THE WOMEN

The greatest change in the appearance of the women was in the arrangement of the hair.

After a hundred years or more of headcloths and hidden hair suddenly appears a head of hair. Until now a lady might have been bald for all the notice she took of her hair; now she must needs borrow hair to add to her own, so that her plaits shall be thick and long.

It is easy to see how this came about. The hair, for convenience, had always been plaited in two plaits and coiled round the head, where it lay concealed by the wimple. One day some fine lady decides to discard her close and uncomfortable head-covering. She lets her plaits hang over her shoulders, and so appears in public. Contempt of other ladies who have fine heads of hair for the thinness of her plaits; competition in thick and long hair; anger of ladies whose hair is not thick and long; enormous demand for artificial hair; failure of the supply to meet the ever-increasing demand; invention of silken cases filled with a substitute for hair, these cases attached to the end of the plaits to elongate them—in this manner do many fashions arrive and flourish, until such time as the common people find means of copying them, and then my lady wonders how she could ever have worn such a common affair.

The gowns of these ladies remained much the same, except that the loose gown, without any show of the figure, was in great favour; this gown was confined by a long girdle.

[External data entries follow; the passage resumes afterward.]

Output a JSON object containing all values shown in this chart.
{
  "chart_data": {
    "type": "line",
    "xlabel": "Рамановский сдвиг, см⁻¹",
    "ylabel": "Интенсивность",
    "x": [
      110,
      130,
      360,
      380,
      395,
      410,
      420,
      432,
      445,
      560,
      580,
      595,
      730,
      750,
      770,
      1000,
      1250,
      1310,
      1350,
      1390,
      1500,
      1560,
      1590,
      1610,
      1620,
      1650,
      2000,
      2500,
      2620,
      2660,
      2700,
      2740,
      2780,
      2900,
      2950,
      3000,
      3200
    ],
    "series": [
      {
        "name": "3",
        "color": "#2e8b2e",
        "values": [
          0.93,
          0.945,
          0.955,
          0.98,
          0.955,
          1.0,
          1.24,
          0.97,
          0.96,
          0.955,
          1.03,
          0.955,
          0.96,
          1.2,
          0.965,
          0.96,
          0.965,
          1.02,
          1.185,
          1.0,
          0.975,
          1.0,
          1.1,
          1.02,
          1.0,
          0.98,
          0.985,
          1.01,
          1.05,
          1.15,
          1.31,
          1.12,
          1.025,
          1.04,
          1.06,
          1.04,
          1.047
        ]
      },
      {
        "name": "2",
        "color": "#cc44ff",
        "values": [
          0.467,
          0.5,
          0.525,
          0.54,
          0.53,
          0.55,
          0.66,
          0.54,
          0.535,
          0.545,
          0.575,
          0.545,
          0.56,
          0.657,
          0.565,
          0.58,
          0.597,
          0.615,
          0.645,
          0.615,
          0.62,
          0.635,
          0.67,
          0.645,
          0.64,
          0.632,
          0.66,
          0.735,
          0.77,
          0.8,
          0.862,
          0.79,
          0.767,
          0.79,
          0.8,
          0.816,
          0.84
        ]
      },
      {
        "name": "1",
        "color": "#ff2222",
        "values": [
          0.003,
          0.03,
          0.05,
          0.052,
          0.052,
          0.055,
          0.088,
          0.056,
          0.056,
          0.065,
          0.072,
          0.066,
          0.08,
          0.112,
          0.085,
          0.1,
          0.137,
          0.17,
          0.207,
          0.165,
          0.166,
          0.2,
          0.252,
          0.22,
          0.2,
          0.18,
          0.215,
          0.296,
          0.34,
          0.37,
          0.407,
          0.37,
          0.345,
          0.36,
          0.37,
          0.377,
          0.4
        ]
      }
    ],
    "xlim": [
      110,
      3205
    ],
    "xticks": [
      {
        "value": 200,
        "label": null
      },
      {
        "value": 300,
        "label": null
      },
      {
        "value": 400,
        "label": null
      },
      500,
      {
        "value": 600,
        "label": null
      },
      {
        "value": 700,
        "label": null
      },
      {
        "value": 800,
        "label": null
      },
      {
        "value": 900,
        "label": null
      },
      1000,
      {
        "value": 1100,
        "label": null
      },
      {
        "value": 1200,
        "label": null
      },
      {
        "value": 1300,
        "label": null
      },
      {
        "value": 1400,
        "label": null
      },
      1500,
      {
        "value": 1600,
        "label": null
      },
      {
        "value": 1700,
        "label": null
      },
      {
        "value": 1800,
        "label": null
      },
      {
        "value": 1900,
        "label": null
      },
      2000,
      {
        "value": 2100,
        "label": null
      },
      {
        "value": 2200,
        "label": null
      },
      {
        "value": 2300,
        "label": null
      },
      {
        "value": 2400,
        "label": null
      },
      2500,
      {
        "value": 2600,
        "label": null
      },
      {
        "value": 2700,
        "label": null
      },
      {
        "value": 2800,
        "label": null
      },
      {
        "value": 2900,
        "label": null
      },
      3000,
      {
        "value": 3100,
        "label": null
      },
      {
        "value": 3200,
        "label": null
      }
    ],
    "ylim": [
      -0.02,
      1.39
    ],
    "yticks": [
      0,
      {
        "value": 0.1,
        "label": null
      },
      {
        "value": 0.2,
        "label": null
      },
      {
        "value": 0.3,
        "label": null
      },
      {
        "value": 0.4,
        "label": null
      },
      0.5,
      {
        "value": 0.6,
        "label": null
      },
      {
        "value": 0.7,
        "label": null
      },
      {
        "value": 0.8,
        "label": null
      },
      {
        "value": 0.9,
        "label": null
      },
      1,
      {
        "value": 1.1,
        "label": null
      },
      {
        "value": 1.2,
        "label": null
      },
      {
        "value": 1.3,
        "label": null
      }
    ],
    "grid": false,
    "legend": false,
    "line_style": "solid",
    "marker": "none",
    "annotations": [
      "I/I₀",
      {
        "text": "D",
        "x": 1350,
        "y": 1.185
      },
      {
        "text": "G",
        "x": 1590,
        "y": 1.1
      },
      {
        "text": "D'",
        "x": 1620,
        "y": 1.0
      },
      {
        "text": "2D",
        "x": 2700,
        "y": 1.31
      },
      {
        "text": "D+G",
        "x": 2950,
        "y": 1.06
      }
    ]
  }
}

The girdle was a long rope of silk or wool, which was placed simply round the waist and loosely knotted; or it was wound round above the waist once, crossed behind, and then knotted in front, and the ends allowed to hang down. The ends of the girdle had tassels and knots depending from them.

The silk cases into which the hair was placed were often made of silk of variegated colours, and these cases had metal ends or tassels.

The girdles sometimes were broad bands of silk diapered with gold thread, of which manufacture specimens remain to us.